- Teaser poster with the original release date
- Directed by: Mel Gibson
- Screenplay by: Mel Gibson; Randall Wallace; Chris Gibson; Alan Munro;
- Story by: Mel Gibson; Randall Wallace;
- Based on: Canonical Gospels
- Produced by: Mel Gibson; Bruce Davey;
- Starring: Jaakko Ohtonen; Mariela Garriga; Pier Luigi Pasino; Kasia Smutniak; Riccardo Scamarcio; Rupert Everett; Eduardo Scarpetta; Lorenzo Richelmy; Andrea Scarduzio; Marcello Fonte; Lorenzo de Moor; Vincenzo Nemolato; Alessandro Cremona; Matteo Franco; Andrea Misuraca; Patrizio Pelizzi; Emma Riotta; Marco Pancrazi;
- Cinematography: Robrecht Heyvaert
- Production company: Icon Productions
- Distributed by: Lionsgate
- Release date: May 25, 2028;
- Country: United States
- Language: English
- Budget: $100 million

= The Resurrection of the Christ: Part Two =

The Resurrection of the Christ: Part Two is an upcoming American epic biblical drama film co-written, produced, and directed by Mel Gibson from a script he co-wrote with Randall Wallace, and based on the story he wrote with his brother Donal Gibson and Wallace.
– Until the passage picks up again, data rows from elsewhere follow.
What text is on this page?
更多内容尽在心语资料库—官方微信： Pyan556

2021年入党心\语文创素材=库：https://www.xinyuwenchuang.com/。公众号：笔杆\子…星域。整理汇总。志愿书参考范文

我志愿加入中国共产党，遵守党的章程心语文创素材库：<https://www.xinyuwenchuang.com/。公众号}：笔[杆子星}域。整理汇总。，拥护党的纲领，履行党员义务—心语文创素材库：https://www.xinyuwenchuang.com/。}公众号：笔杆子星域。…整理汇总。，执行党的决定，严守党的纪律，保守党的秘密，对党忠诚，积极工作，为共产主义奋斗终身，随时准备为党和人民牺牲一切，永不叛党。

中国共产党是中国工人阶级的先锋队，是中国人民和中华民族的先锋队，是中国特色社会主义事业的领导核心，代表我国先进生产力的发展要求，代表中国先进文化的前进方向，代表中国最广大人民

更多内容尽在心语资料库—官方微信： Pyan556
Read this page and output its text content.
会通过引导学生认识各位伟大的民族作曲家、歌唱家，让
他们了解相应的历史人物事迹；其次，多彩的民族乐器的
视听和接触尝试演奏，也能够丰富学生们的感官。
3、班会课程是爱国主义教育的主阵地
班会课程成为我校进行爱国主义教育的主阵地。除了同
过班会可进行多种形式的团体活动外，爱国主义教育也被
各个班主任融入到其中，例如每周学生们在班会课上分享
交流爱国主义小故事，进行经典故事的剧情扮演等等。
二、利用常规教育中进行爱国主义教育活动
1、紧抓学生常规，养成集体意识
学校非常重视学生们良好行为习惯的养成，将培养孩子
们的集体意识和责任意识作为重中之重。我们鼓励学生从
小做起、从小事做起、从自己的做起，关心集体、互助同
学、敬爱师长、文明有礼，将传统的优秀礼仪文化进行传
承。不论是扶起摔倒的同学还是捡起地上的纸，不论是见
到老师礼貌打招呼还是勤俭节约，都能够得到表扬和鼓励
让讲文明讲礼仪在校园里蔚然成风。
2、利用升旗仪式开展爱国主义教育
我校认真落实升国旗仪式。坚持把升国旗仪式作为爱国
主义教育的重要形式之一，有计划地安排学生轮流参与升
It serves as the third and final film in a trilogy from the filmmaker, and is intended to be a direct-sequel to the 2027 film The Resurrection of the Christ: Part One.

==Cast==
- Jaakko Ohtonen as Jesus
- Mariela Garriga as Mary Magdalene
- Pier Luigi Pasino as Peter
- Kasia Smutniak as Mary, mother of Jesus
- Riccardo Scamarcio as Pontius Pilate
- Rupert Everett as Abraham
- Andrea Misuraca as King Solomon
- Lorenzo Richelmy as King David
- Patrizio Pelizzi as Roman Soldier
- Vincenzo Nemolato as Apostle Matthew
- Emma Riotta as Joanna
- Liliana Mele as Mary Salome
- Alessandro Cremona as Noah
- Vincent Papa as Inn Keeper
- Marcello Fonte as Apostle
- Marco Pancrazi as Tomb Guard
- Francesco Di Leva as Apostle
- Leonardo Maltese
- Alessandro Sperduti as Apostle
- Mario Sagone as Apostle Philip

==Production==
In August 2025, it was reported that The Resurrection of the Christ would be split into two parts, with the first installment releasing in March 2027. By October, Jim Caviezel and Monica Bellucci had exited the film, with their roles as Jesus Christ and Mary Magdalene currently being recast. Days later, it was announced that the entire cast of the original movie would be replaced due to the cost of using de-aging CGI special effects. Finnish actor Jaakko Ohtonen was cast as Jesus, replacing Caviezel; Mariela Garriga as Mary Magdalene, replacing Belucci; Kasia Smutniak as Mary (mother of Jesus), replacing Maia Morgenstern; Pier Luigi Pasino as Peter, replacing Francesco De Vito; and Riccardo Scamarcio as Pontius Pilate, replacing Hristo Naumov Shopov; while Rupert Everett was cast in a then-undisclosed role.

===Filming===
Principal photography began on October 6, 2025. The film was shot entirely at Cinecittà Studios in Rome; and was completed simultaneously with Part One.

Filming wrapped on April 30, 2026.

==Release==
The Resurrection of the Christ: Part Two is scheduled to be released on Ascension Day in the United States on May 25, 2028. It was previously scheduled to release May 6, 2027.